Think of the enormous emerging-market central bank reserves that everyone was so worried about for the past few years, and which caused the global imbalances which are now only slowly beginning to unwind. Substantially all of them were invested in triple-A paper -- either Treasury bonds or Agencies. But there were private investors too who wanted the highest possible level of safety; with Treasuries all snapped up by the Chinese, they developed an insatiable appetite for structured products. MBSs, CDOs, ARSs, CPDOs: it didn't matter what they stood for, the only thing that mattered was AAA.
To put it another way, the problem wasn't high-risk financial products, it was low-risk financial products.
The housing boom was born less from inordinate risk-taking than from the unwillingness of investors to take and bear considered risks. Agencies, asset-backed securities, it was all just AAA paper. It was "safe", so who cared what it was funding?
There is a case to be made that small bank depositors should not have to worry about whether they'll be able to get their money back: hence the FDIC. But beyond that, Steve is surely right that there are altogether too many people, including a large number of enormous institutional investors, who fetishize safety to the point at which they don't want to bear any risk at all. But capitalism doesn't work without risk. If the providers of capital aren't willing to take risk, the system breaks.
Here's a heretical idea: what if the USA losing its triple-A credit rating wasn't the worst thing that could happen right now, but rather the best? What if we got rid of the idea entirely that there is any such thing as a "risk-free rate of return", and came to realise that all investments involve risk? Come on, Moody's; have a go, S&P, do your worst! Maybe then investors will start doing their own homework when it comes to risk and reward, rather than blindly throwing money at anything with a "risk-free" or "triple-A" label.

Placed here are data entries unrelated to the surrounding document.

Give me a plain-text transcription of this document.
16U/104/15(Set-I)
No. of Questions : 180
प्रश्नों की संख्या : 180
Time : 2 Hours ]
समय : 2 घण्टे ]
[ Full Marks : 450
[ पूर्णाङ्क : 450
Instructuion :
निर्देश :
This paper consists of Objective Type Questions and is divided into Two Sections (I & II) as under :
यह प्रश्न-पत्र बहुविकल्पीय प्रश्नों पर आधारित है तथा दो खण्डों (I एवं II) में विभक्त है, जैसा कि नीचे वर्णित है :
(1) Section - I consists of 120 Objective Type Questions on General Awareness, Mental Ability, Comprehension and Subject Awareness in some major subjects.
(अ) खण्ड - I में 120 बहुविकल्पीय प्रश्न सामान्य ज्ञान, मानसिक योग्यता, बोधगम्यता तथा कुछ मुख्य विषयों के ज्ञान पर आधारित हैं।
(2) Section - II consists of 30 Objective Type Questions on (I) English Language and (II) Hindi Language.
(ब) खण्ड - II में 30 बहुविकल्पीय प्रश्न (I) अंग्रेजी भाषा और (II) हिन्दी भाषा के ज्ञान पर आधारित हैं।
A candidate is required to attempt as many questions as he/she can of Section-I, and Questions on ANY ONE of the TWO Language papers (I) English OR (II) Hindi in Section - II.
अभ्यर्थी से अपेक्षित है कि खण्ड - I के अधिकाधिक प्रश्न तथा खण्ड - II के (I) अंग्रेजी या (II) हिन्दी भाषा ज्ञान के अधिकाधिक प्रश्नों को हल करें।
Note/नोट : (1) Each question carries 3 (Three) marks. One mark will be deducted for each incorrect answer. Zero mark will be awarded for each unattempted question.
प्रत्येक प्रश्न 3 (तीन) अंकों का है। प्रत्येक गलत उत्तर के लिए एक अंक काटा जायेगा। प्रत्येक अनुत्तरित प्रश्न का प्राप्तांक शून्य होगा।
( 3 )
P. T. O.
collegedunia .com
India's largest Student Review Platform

The problem with auction-rate securities was maybe this: that stockbrokers felt a huge amount of pressure to reassure a bunch of investors with, typically, six-figure sums of money to invest that their money was perfectly safe and perfectly liquid. There's no such thing, and frankly people should stop being so cavalier about money-market accounts as well. If you've got lots of money, good for you. Now go and invest it sensibly. Don't ask for zero risk. That way lies trouble.